Towards Ultimate NMR Resolution with Deep Learning
Amir Jahangiri, Tatiana Agback, Ulrika Brath, Vladislav Orekhov
TL;DR
The paper addresses spectral resolution limits in multidimensional NMR by reframing the problem as the probability of a peak center, formalized as $P^3$. It introduces MR-Ai, a physics-inspired cross-objective neural network that maps spectra to $P^3$ and enables hyper-dimensional co-processing to boost resolution and robustness under nonuniform sampling. It defines a reference-free spectrum quality score (QSP) derived from the integral of $P^3$, and demonstrates hyper-dimensional Targeted Acquisition guided by this metric. The results show improved peak detectability, reduced spectral artifacts, and practical benefits for high-resolution NMR analysis of proteins, including 3D NUS regimes.
Abstract
In multidimensional NMR spectroscopy, practical resolution is defined as the ability to distinguish and accurately determine signal positions against a background of overlapping peaks, thermal noise, and spectral artifacts.

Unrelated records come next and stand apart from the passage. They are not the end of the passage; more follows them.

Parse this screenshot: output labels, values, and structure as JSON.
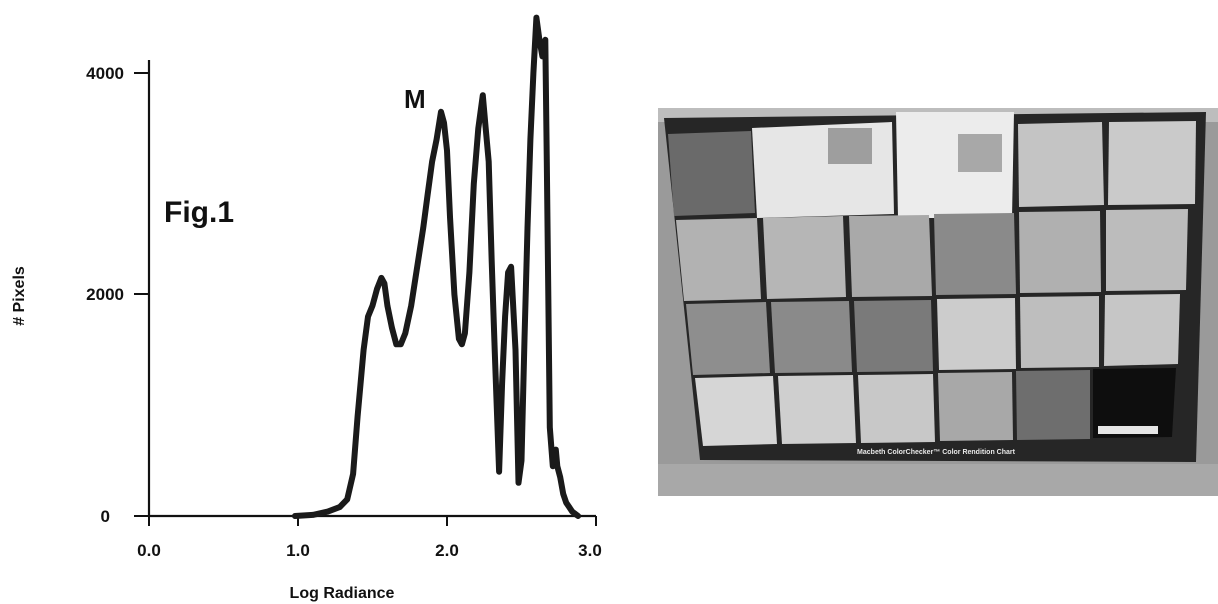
{
  "figure": {
    "fig_label": "Fig.1",
    "photo_caption": "Macbeth ColorChecker™ Color Rendition Chart"
  },
  "chart_data": {
    "type": "line",
    "xlabel": "Log Radiance",
    "ylabel": "# Pixels",
    "xlim": [
      0.0,
      3.0
    ],
    "ylim": [
      0,
      4000
    ],
    "xticks": [
      "0.0",
      "1.0",
      "2.0",
      "3.0"
    ],
    "yticks": [
      "0",
      "2000",
      "4000"
    ],
    "grid": false,
    "annotations": [
      {
        "text": "M",
        "x": 1.88,
        "y": 3650
      }
    ],
    "series": [
      {
        "color": "#1a1a1a",
        "x": [
          0.98,
          1.1,
          1.2,
          1.28,
          1.33,
          1.37,
          1.4,
          1.44,
          1.47,
          1.5,
          1.53,
          1.56,
          1.58,
          1.6,
          1.63,
          1.66,
          1.69,
          1.72,
          1.76,
          1.8,
          1.84,
          1.87,
          1.9,
          1.93,
          1.96,
          1.98,
          2.0,
          2.02,
          2.05,
          2.08,
          2.1,
          2.12,
          2.15,
          2.18,
          2.21,
          2.24,
          2.26,
          2.28,
          2.3,
          2.32,
          2.35,
          2.37,
          2.39,
          2.41,
          2.43,
          2.46,
          2.48,
          2.5,
          2.52,
          2.54,
          2.56,
          2.58,
          2.6,
          2.62,
          2.64,
          2.66,
          2.67,
          2.69,
          2.71,
          2.72,
          2.73,
          2.74,
          2.76,
          2.78,
          2.8,
          2.82,
          2.84,
          2.86,
          2.88
        ],
        "y": [
          0,
          10,
          40,
          80,
          150,
          380,
          900,
          1500,
          1800,
          1900,
          2050,
          2150,
          2100,
          1900,
          1700,
          1550,
          1550,
          1650,
          1900,
          2250,
          2600,
          2900,
          3200,
          3400,
          3650,
          3550,
          3300,
          2700,
          2000,
          1600,
          1550,
          1650,
          2200,
          3000,
          3500,
          3800,
          3500,
          3200,
          2300,
          1500,
          400,
          1200,
          1800,
          2200,
          2250,
          1500,
          300,
          500,
          1600,
          2600,
          3400,
          4000,
          4500,
          4300,
          4150,
          4300,
          3200,
          800,
          450,
          550,
          600,
          450,
          350,
          200,
          120,
          80,
          40,
          20,
          0
        ]
      }
    ]
  },
  "colors": {
    "ink": "#1a1a1a",
    "photo_frame": "#262626",
    "photo_background": "#8a8a8a"
  }
}
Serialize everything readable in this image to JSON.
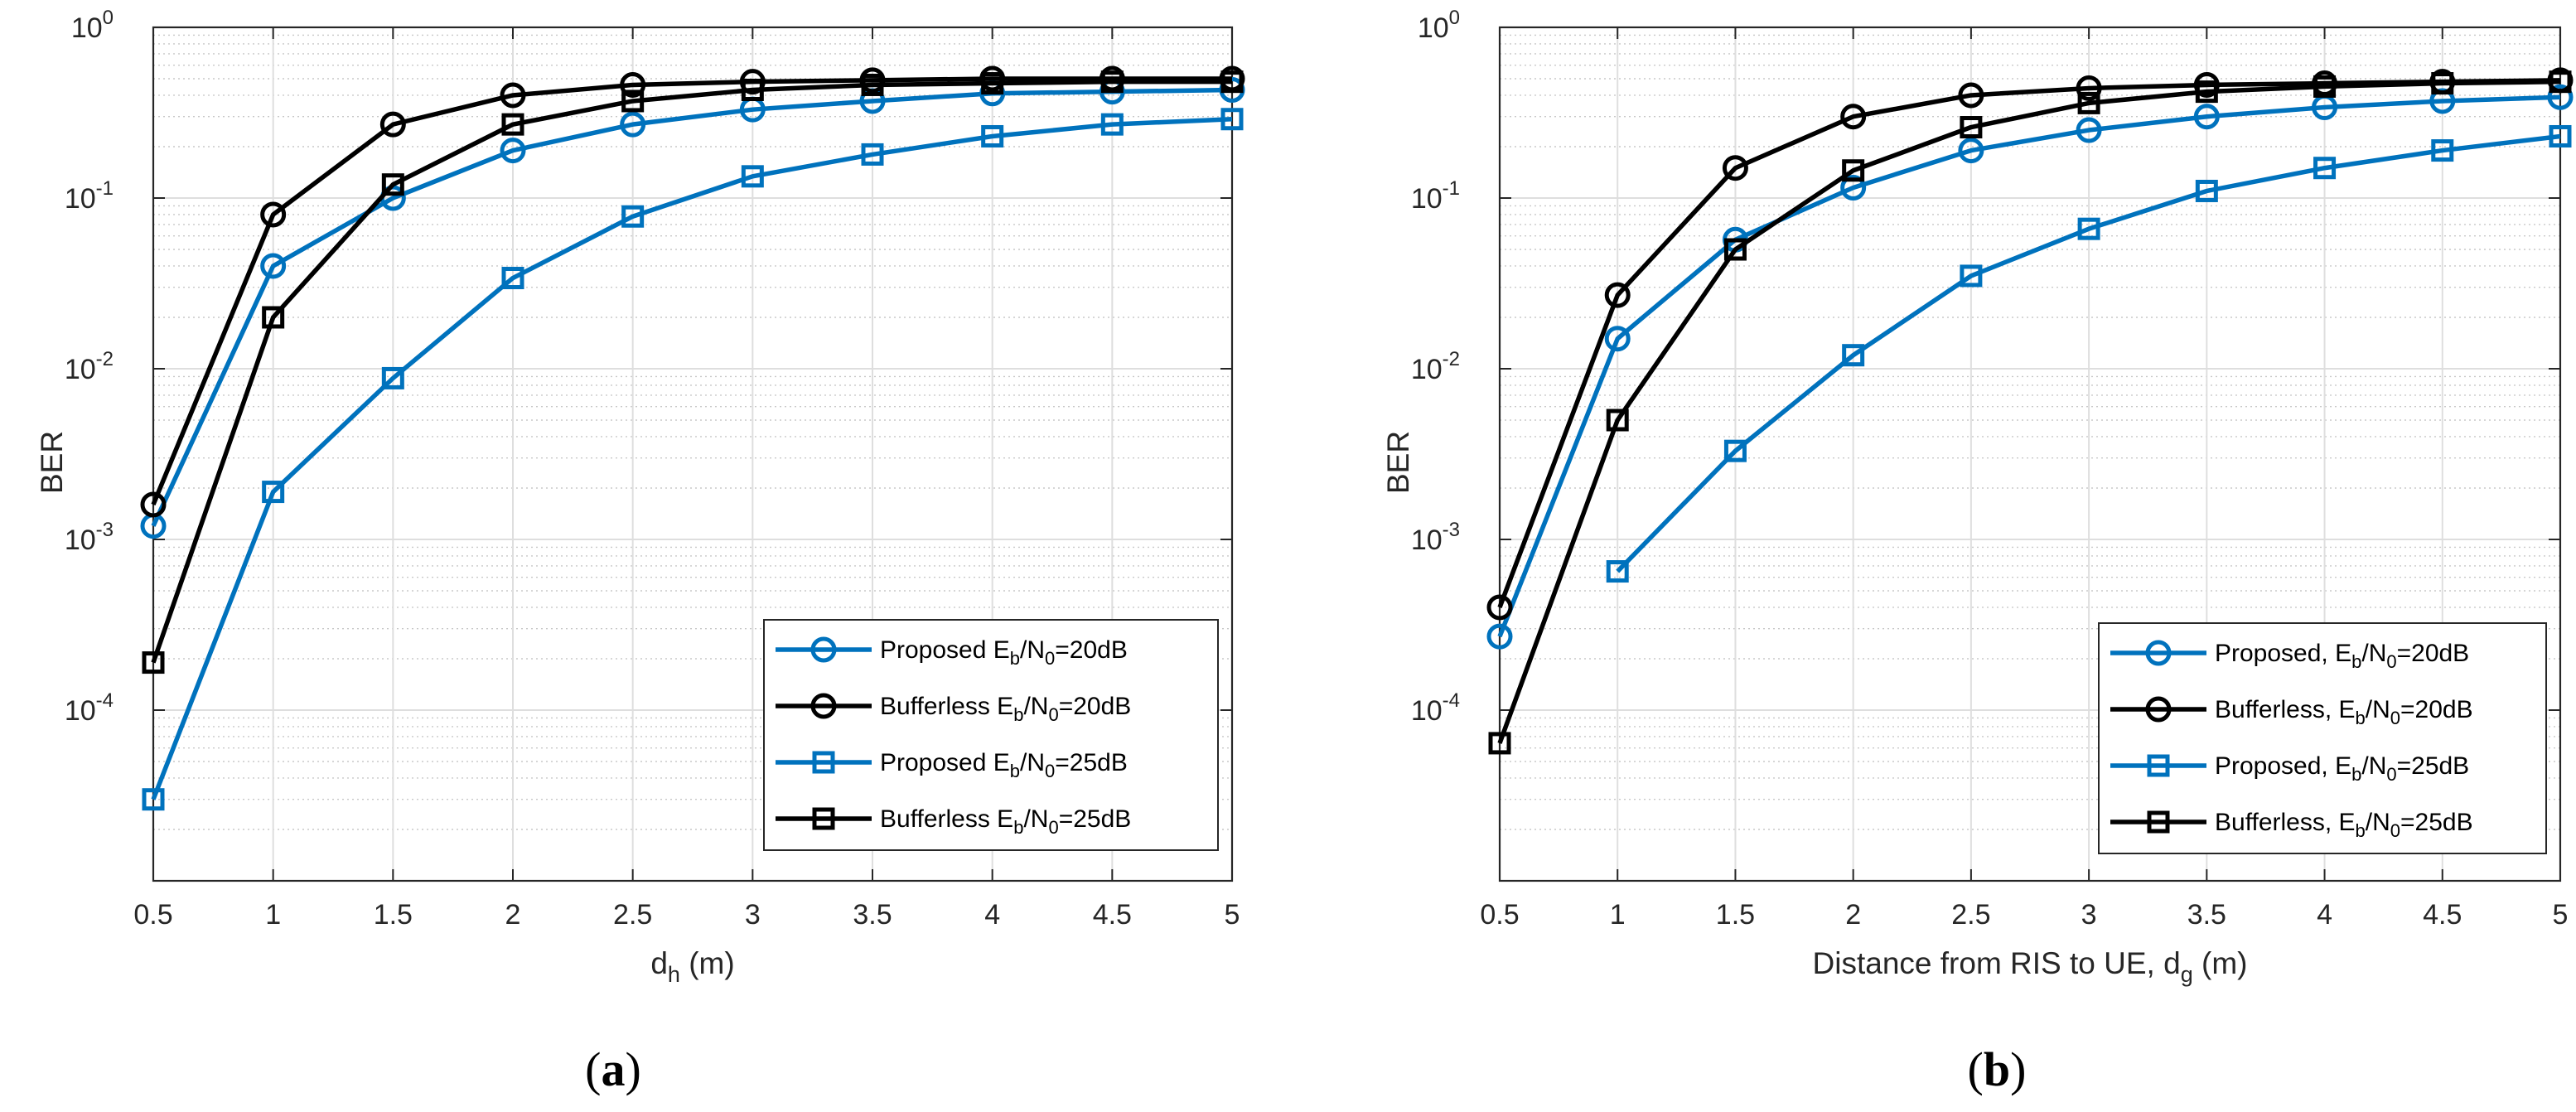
{
  "chart_data": [
    {
      "type": "line",
      "panel_caption_open": "(",
      "panel_caption": "a",
      "panel_caption_close": ")",
      "xlabel": "d",
      "xlabel_sub": "h",
      "xlabel_suffix": " (m)",
      "ylabel": "BER",
      "yscale": "log",
      "ylim": [
        1e-05,
        1
      ],
      "xlim": [
        0.5,
        5
      ],
      "grid": true,
      "legend_location": "bottom-right",
      "x": [
        0.5,
        1,
        1.5,
        2,
        2.5,
        3,
        3.5,
        4,
        4.5,
        5
      ],
      "x_tick_labels": [
        "0.5",
        "1",
        "1.5",
        "2",
        "2.5",
        "3",
        "3.5",
        "4",
        "4.5",
        "5"
      ],
      "y_tick_labels": [
        {
          "base": "10",
          "exp": "-4"
        },
        {
          "base": "10",
          "exp": "-3"
        },
        {
          "base": "10",
          "exp": "-2"
        },
        {
          "base": "10",
          "exp": "-1"
        },
        {
          "base": "10",
          "exp": "0"
        }
      ],
      "series": [
        {
          "name": "Proposed E_b/N_0=20dB",
          "legend_prefix": "Proposed E",
          "legend_mid": "/N",
          "legend_suffix": "=20dB",
          "color": "#0072BD",
          "marker": "circle",
          "values": [
            0.0012,
            0.04,
            0.1,
            0.19,
            0.27,
            0.33,
            0.37,
            0.41,
            0.42,
            0.43
          ]
        },
        {
          "name": "Bufferless E_b/N_0=20dB",
          "legend_prefix": "Bufferless E",
          "legend_mid": "/N",
          "legend_suffix": "=20dB",
          "color": "#000000",
          "marker": "circle",
          "values": [
            0.0016,
            0.08,
            0.27,
            0.4,
            0.46,
            0.48,
            0.49,
            0.5,
            0.5,
            0.5
          ]
        },
        {
          "name": "Proposed E_b/N_0=25dB",
          "legend_prefix": "Proposed E",
          "legend_mid": "/N",
          "legend_suffix": "=25dB",
          "color": "#0072BD",
          "marker": "square",
          "values": [
            3e-05,
            0.0019,
            0.0088,
            0.034,
            0.078,
            0.134,
            0.18,
            0.23,
            0.27,
            0.29
          ]
        },
        {
          "name": "Bufferless E_b/N_0=25dB",
          "legend_prefix": "Bufferless E",
          "legend_mid": "/N",
          "legend_suffix": "=25dB",
          "color": "#000000",
          "marker": "square",
          "values": [
            0.00019,
            0.02,
            0.12,
            0.27,
            0.37,
            0.43,
            0.46,
            0.47,
            0.48,
            0.48
          ]
        }
      ]
    },
    {
      "type": "line",
      "panel_caption_open": "(",
      "panel_caption": "b",
      "panel_caption_close": ")",
      "xlabel": "Distance from RIS to UE, d",
      "xlabel_sub": "g",
      "xlabel_suffix": " (m)",
      "ylabel": "BER",
      "yscale": "log",
      "ylim": [
        1e-05,
        1
      ],
      "xlim": [
        0.5,
        5
      ],
      "grid": true,
      "legend_location": "bottom-right",
      "x": [
        0.5,
        1,
        1.5,
        2,
        2.5,
        3,
        3.5,
        4,
        4.5,
        5
      ],
      "x_tick_labels": [
        "0.5",
        "1",
        "1.5",
        "2",
        "2.5",
        "3",
        "3.5",
        "4",
        "4.5",
        "5"
      ],
      "y_tick_labels": [
        {
          "base": "10",
          "exp": "-4"
        },
        {
          "base": "10",
          "exp": "-3"
        },
        {
          "base": "10",
          "exp": "-2"
        },
        {
          "base": "10",
          "exp": "-1"
        },
        {
          "base": "10",
          "exp": "0"
        }
      ],
      "series": [
        {
          "name": "Proposed, E_b/N_0=20dB",
          "legend_prefix": "Proposed, E",
          "legend_mid": "/N",
          "legend_suffix": "=20dB",
          "color": "#0072BD",
          "marker": "circle",
          "values": [
            0.00027,
            0.015,
            0.057,
            0.115,
            0.19,
            0.25,
            0.3,
            0.34,
            0.37,
            0.39
          ]
        },
        {
          "name": "Bufferless, E_b/N_0=20dB",
          "legend_prefix": "Bufferless, E",
          "legend_mid": "/N",
          "legend_suffix": "=20dB",
          "color": "#000000",
          "marker": "circle",
          "values": [
            0.0004,
            0.027,
            0.15,
            0.3,
            0.4,
            0.44,
            0.46,
            0.47,
            0.48,
            0.49
          ]
        },
        {
          "name": "Proposed, E_b/N_0=25dB",
          "legend_prefix": "Proposed, E",
          "legend_mid": "/N",
          "legend_suffix": "=25dB",
          "color": "#0072BD",
          "marker": "square",
          "values": [
            null,
            0.00065,
            0.0033,
            0.012,
            0.035,
            0.066,
            0.11,
            0.15,
            0.19,
            0.23
          ]
        },
        {
          "name": "Bufferless, E_b/N_0=25dB",
          "legend_prefix": "Bufferless, E",
          "legend_mid": "/N",
          "legend_suffix": "=25dB",
          "color": "#000000",
          "marker": "square",
          "values": [
            6.4e-05,
            0.005,
            0.05,
            0.145,
            0.26,
            0.36,
            0.42,
            0.45,
            0.47,
            0.48
          ]
        }
      ]
    }
  ]
}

In the pursuit of ultimate resolution, we introduce Peak Probability Presentations ($P^3$)- a statistical spectral representation that assigns a probability to each spectral point, indicating the likelihood of a peak maximum occurring at that location. The mapping between the spectrum and $P^3$ is achieved using MR-Ai, a physics-inspired deep learning neural network architecture, designed to handle multidimensional NMR spectra. Furthermore, we demonstrate that MR-Ai enables coprocessing of multiple spectra, facilitating direct information exchange between datasets. This feature significantly enhances spectral quality, particularly in cases of highly sparse sampling. Performance of MR-Ai and high value of the $P^3$ are demonstrated on the synthetic data and spectra of Tau, MATL1, Calmodulin, and several other proteins.